Wednesday, December 08, 2004

Glenn is wrong here

Glenn Reynolds is wrong on this one. The ACLU has done nothing but erode citizen's rights since its inception: the right to practice one's religion; the right to feel safe in one's home; the right of an unborn child to life, etc... Those rights have been abrogated in favor of the "rights" the ACLU espouses: the "right" to squelch all reference to religion in society, the "rights" of criminals to be released due to errors on the part of the police, the "right" of mothers-to-be to snuff out a life for no other reason than that it is "inconvenient". I am all for the Constitution, but let's temper that with some notion of what the Framers intended, not what some modern-day judge feels like legislating.

I for one would like to see Congress pass a statute stating that life begins at conception. Harry Blackmun's "opinion" in Roe v. Wade, that there is a compelling state interest in the life of the unborn child beginning at the end of the first trimester is nothing but bald legislation: he asserts that
"the 'compelling" point, in the light of present medical knowledge, is at approximately the end of the first trimester. This is so because of the now-established medical fact, referred to above at 149, that until the end of the first trimester mortality in abortion may be less than mortality in normal childbirth."
Upon what Constitutional principle is this assertion based? None! It is merely Harry Blackmun's personal opinion based upon his own reading of medical texts at the Mayo Clinic. This type of obiter dicta is what the ACLU is all about: promoting its own nihilist vision of the Constitution instead of a vision of the Constitution grounded in our own Anglo-American, Judeo-Christian heritage.

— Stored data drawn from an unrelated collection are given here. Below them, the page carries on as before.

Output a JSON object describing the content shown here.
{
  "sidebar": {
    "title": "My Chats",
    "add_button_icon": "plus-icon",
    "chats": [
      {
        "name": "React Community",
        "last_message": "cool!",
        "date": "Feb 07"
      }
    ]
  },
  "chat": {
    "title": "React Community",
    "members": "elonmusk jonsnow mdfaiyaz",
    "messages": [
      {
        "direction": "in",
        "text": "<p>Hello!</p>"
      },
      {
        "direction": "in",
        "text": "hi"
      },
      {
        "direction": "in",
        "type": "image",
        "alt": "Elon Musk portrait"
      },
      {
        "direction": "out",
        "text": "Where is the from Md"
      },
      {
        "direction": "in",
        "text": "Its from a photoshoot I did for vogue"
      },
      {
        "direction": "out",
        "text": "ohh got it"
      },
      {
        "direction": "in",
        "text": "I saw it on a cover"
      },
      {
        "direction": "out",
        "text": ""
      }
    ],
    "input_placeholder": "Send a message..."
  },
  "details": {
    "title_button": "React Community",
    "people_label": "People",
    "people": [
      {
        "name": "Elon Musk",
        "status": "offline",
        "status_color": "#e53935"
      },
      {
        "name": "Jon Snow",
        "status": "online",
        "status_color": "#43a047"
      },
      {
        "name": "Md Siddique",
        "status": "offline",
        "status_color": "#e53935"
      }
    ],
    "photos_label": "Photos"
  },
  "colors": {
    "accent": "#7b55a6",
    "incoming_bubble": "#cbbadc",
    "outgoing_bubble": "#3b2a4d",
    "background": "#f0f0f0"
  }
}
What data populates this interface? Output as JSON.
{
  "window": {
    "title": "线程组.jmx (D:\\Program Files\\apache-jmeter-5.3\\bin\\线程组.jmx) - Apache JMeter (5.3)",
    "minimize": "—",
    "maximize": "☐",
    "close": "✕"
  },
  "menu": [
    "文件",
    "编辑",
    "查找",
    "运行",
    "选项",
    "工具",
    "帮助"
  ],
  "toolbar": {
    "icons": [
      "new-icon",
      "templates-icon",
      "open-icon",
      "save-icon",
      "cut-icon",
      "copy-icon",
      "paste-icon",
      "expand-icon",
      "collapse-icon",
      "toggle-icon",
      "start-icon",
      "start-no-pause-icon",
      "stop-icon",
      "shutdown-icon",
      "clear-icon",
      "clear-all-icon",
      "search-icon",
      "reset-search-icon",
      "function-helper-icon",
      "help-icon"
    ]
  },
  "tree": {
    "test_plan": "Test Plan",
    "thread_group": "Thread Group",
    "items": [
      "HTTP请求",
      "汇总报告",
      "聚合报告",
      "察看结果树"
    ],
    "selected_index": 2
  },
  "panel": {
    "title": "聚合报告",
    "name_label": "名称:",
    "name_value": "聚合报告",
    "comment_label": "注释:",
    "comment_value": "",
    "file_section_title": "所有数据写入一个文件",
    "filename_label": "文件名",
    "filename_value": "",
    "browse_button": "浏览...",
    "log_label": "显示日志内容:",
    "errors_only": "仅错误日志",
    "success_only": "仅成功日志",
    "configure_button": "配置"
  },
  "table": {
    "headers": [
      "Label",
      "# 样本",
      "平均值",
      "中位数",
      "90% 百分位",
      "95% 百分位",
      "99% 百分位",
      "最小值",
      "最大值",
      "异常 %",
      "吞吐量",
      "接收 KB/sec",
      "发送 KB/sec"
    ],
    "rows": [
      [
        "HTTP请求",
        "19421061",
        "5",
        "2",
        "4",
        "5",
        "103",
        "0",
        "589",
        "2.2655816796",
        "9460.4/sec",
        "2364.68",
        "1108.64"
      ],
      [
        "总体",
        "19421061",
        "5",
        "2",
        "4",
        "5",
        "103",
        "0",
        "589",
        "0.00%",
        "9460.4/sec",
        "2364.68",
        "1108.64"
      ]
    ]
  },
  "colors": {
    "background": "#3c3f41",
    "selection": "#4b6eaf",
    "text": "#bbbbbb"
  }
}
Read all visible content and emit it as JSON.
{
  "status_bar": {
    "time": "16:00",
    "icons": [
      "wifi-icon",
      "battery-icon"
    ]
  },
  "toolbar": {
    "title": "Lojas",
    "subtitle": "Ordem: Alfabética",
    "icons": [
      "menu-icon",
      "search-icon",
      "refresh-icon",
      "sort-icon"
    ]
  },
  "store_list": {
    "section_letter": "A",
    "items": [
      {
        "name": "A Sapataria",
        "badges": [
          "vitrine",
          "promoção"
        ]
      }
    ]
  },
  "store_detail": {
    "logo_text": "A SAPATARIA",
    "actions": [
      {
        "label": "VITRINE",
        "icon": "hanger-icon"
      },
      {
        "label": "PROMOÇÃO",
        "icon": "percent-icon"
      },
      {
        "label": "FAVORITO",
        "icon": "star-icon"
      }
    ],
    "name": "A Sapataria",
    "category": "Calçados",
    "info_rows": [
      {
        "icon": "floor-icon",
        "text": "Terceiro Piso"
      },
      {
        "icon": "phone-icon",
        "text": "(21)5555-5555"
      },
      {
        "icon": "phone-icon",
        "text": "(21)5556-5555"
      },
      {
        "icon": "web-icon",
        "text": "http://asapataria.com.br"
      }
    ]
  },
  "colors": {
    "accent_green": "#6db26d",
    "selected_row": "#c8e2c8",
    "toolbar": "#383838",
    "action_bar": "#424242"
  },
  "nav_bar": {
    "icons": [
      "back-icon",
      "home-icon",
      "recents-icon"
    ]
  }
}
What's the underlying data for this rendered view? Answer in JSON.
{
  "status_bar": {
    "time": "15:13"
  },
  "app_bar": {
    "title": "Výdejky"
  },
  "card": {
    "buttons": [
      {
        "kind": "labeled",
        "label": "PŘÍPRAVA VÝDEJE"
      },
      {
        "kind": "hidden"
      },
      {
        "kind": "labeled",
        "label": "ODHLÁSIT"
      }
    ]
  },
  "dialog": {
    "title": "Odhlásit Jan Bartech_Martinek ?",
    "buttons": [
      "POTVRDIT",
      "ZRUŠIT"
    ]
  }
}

It is long past time when Congress should challenge the Supreme Court's overreaching in Roe. Let's urge Congress to make a specific finding that life begins at conception. Undoubtedly, the Court would have to take up this finding and I, for the life of me (and others), do not see how the Court could, within the limits of its Constitutional authority, find basis to dispute that. But that's the rub, isn't it? The liberal wing of the Court would undoubtedly attempt to seize on some pretext to do exactly that. We won't know, however, unless Congress asserts its moral and Constitutional authority, as the voice of the People, to stand up to the third branch of government that has arrogated much of the power of the first branch -- the power to legislate -- to itself.